Algérie 2014, retour au passé
Les élections ont provoqué la mobilisation de figures du régime, préparant la succession de l’intérieur, et des secteurs de l’opposition, jusqu’ici divisés par des fractures idéologiques.
Rafael Bustos
Les conditions qui ont entouré les élections présidentielles du 17 avril pourraient sembler normales aux observateurs de la politique algérienne, si ce n’était parce qu’elles se produisent trois ans après le début des printemps arabes. Un Printemps arabe qui n’a eu aucun impact direct sur la politique algérienne, mais qui a quand même eu une influence importante sur la vie politique du pays. Même si cette influence devait se limiter à l’effet réactif et défensif qu’il a produit parmi une bonne partie de sa classe politique.
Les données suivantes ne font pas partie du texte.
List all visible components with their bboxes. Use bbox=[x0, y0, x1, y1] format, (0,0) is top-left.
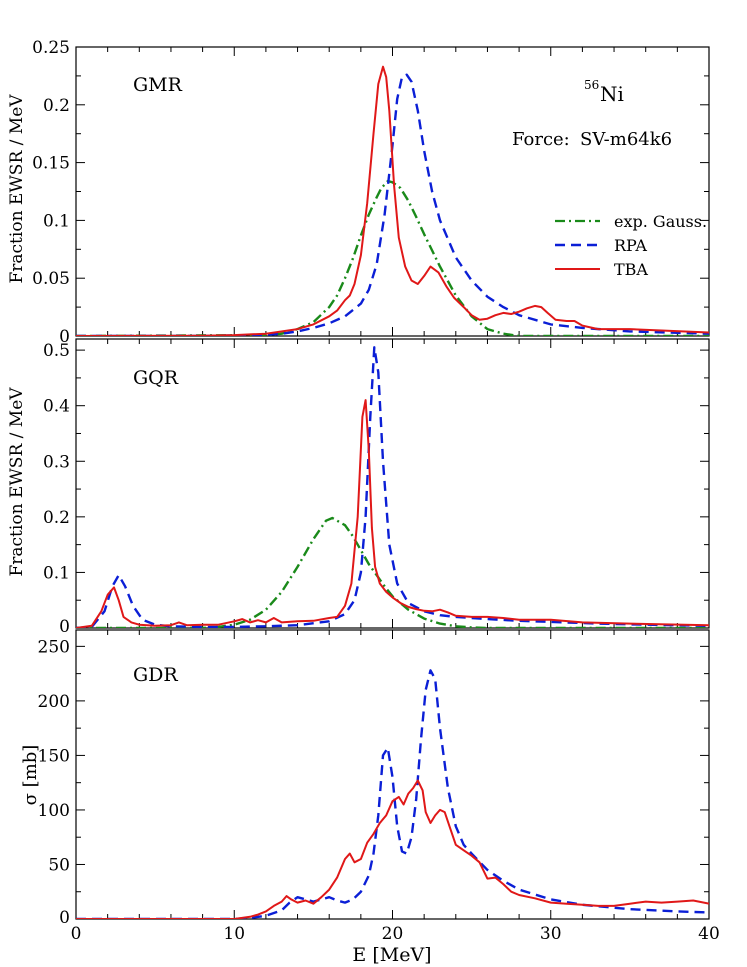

L’absence d’une véritable mission d’observation électorale de l’Union européenne (UE), le retard dans la concession de visas de presse aux médias internationaux, les entraves et les obstacles aux journalistes et médias nationaux ne sont pas un fait nouveau en Algérie, mais ils nous font revenir aux pratiques habituelles dans le pays avant les soulèvements antiautoritaires. Ce qui est vraiment surprenant c’est qu’elles continuent à se produire maintenant, avec la même ou une plus grande intensité qu’auparavant, après avoir vu chuter des systèmes autoritaires dans des pays voisins. Mais ce qui est difficile à croire c’est qu’en plein 2014, un candidat infirme physiquement et mentalement soit présenté par délégation, que l’on organise une campagne virtuelle où le candidat n’apparaît même pas, tout cela afin d’élire pour la quatrième fois consécutive le septuagénaire (77 ans) et malade Abdelaziz Bouteflika. Il est invraisemblable qu’en plein XXIème siècle, l’Algérie, un pays jeune, extrêmement jeune avec un énorme potentiel, se voit obligé de confirmer au pouvoir une personne affaiblie qui ne se suffit pas à elle-même. Comme si les printemps arabes n’avaient pas renversé Zine el-Abidine Ben Ali (74 ans) en Tunisie et Hosni Moubarak (83 ans) en Égypte en 2011, les autorités algériennes s’entêtent à rééditer ou émuler l’Union soviétique de Iouri Andropov et Konstantin Tchernenko, dont les âges étaient même inférieurs lorsqu’ils ont assumé leur fonction et ils sont morts (68- 70 ans et 73-74 ans respectivement).